Anderlecht

Quand il débarque en conférence de presse, Patrick Valcke, le responsable des relations médias du RC Lens, fait remarquer à l’assemblée que Pablo Chavarria ne rechigne pas à s’exprimer en français.

"Mais c’est encore un peu difficile. Je suis timide", justifie dans un sourire l’Argentin. "Parler à tout le monde, c’est moins simple que de parler en tête à tête."

En tête à tête justement pour la DH qu’il avoue lire encore, l’attaquant s’est ensuite plus livré, prenant le temps de revenir sur sa belle saison actuelle à Lens, mais aussi sur ses années belges avec un mot-clef : confiance.

Pablo, vous avez inscrit neuf buts en vingt-deux matches. Vous n’aviez jamais marqué autant depuis le début de votre carrière, comment l’expliquez-vous ?

"C’est la confiance avant tout. Comme beaucoup de Sud-Américains, je marche à la confiance. Le coach m’en donne beaucoup, le staff aussi. C’est pour cela que je suis content et que j’arrive à marquer. Je savais que j’en étais capable, que j’avais le niveau pour le faire.
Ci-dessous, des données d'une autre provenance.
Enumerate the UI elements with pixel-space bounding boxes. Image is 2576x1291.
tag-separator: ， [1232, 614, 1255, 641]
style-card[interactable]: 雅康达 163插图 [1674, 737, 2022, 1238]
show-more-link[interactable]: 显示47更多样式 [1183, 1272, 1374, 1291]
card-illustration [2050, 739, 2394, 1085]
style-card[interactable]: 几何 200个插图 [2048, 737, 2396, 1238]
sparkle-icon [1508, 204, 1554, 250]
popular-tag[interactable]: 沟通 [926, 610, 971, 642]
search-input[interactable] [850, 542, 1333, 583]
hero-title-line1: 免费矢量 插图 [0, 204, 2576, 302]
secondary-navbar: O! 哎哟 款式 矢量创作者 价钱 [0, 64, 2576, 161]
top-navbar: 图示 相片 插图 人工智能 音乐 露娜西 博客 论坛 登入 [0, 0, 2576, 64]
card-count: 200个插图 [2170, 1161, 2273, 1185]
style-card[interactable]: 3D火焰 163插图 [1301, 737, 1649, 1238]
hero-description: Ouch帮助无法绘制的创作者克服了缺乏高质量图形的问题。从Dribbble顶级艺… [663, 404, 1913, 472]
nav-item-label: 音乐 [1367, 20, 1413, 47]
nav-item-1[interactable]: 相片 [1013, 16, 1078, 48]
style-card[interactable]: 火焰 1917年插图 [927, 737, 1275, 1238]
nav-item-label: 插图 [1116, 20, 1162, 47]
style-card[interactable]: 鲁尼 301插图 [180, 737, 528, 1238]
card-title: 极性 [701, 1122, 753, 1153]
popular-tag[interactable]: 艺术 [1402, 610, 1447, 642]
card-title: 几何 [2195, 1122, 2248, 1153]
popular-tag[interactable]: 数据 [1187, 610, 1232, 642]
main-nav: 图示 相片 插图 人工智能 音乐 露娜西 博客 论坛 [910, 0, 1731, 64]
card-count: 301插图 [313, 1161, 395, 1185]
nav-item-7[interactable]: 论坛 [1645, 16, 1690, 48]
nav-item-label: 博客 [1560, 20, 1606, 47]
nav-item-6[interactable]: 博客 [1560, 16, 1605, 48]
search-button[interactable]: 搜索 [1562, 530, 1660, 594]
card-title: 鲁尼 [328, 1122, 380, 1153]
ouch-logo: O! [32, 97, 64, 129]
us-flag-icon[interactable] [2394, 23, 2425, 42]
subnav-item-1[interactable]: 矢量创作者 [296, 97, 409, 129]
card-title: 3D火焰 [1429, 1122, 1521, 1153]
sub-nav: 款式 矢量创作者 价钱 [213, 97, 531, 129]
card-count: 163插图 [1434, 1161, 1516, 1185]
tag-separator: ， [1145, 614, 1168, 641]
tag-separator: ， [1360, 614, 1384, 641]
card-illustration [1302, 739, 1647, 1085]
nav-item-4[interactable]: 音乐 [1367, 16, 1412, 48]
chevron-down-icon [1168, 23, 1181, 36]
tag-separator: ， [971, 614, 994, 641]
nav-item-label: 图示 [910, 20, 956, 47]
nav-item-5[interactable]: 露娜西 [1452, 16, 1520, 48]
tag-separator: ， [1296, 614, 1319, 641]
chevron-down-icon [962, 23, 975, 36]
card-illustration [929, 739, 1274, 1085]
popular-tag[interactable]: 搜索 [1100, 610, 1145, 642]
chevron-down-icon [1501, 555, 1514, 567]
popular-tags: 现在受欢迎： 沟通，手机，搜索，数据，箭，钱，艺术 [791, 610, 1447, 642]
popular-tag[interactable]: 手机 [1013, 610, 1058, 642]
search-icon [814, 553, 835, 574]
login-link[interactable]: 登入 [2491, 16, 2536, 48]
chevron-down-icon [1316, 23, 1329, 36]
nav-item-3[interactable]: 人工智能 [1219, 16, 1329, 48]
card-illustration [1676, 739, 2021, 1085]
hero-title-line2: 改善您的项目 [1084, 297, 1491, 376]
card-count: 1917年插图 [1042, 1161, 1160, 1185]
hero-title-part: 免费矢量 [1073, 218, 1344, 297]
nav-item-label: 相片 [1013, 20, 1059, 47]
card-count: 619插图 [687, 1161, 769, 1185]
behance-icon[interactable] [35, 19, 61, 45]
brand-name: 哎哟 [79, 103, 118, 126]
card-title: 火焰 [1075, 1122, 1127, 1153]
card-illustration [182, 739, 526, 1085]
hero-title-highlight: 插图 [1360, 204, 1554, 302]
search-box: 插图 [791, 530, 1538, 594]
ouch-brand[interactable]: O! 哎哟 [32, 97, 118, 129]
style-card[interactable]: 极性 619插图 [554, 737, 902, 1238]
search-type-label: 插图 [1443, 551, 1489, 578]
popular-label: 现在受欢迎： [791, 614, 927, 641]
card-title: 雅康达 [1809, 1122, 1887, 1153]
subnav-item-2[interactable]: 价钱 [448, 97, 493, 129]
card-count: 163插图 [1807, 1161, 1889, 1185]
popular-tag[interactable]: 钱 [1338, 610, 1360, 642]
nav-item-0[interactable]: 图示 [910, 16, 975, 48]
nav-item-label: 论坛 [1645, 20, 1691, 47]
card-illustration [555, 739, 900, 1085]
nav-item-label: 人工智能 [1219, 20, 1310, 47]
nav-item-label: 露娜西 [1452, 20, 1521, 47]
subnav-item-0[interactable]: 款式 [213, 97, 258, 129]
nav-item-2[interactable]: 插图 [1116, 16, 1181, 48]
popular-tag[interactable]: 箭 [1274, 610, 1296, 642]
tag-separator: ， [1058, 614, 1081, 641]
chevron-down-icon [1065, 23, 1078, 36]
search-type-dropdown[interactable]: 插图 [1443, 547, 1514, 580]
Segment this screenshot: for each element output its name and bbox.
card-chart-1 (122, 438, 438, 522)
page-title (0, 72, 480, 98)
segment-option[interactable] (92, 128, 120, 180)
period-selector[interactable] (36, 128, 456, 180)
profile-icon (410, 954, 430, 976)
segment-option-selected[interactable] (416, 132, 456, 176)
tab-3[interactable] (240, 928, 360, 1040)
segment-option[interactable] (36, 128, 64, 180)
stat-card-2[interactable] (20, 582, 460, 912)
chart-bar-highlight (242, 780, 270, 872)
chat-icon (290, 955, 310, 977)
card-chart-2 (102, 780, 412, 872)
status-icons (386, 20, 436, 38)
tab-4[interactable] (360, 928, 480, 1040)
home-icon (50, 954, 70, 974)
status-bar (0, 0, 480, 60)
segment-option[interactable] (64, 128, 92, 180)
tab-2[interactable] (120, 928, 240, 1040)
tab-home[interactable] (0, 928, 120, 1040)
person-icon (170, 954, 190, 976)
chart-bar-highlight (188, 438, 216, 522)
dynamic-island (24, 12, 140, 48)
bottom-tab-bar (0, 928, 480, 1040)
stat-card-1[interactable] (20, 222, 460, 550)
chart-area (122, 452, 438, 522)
À Eupen, je suis resté cinq mois et j’ai marqué sept buts en quatorze matches. C’est donc d’abord une question de confiance."

Votre style et vos performances ont fait de vous le chouchou des supporters. Vous sembliez fait pour vous entendre…

"Oui, ils sont tout le temps derrière nous. À chaque match, ils sont 30.000 à domicile, cela donne de la confiance. C’est un plaisir. Le public d’ici me rappelle avec son côté passionné celui qu’on trouve en Argentine."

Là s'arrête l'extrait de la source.